Plagiocheilus

Scientific classification
- Kingdom: Plantae
- Clade: Tracheophytes
- Clade: Angiosperms
- Clade: Eudicots
- Clade: Asterids
- Order: Asterales
- Family: Asteraceae
- Subfamily: Asteroideae
- Tribe: Astereae
- Subtribe: Baccharidinae
- Genus: Plagiocheilus Arn. ex DC.
- Type species: Plagiocheilus tanaceotoides Haenk. ex DC
- Synonyms: Polygyne Phil.;

= Plagiocheilus =

Genus of plants

Plagiocheilus is a genus of flowering plant in the family Asteraceae.
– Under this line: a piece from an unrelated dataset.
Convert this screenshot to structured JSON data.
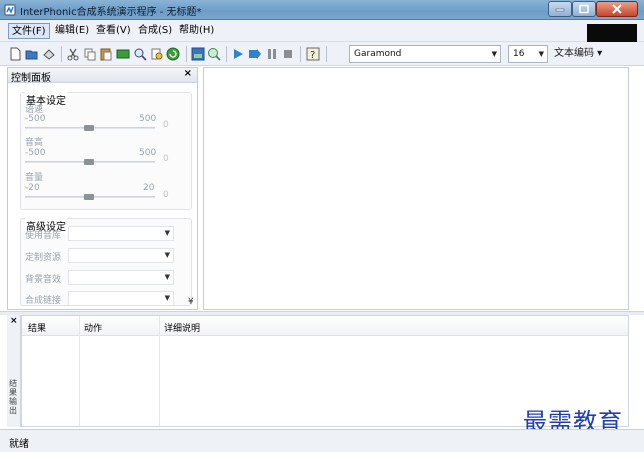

It is now classified in tribe Astereae, but used to be placed with the Anthemideae.

- Species
- Plagiocheilus bogotensis (Kunth) Wedd. - Colombia, Ecuador, Peru
- Plagiocheilus ciliaris Wedd. - Bolivia
- Plagiocheilus frigidus Poepp. & Endl. - Ecuador, Peru
- Plagiocheilus herzogii Beauverd ex Herzog - Bolivia
- Plagiocheilus peduncularis (Kunth) Wedd. - Ecuador
- Plagiocheilus soliviformis DC. - Bolivia
- Plagiocheilus tanacetoides Haenke ex DC. - Paraguay, Argentina
- formerly included
see Chrysanthellum
- Plagiocheilus erectus Rusby - Chrysanthellum indicum DC.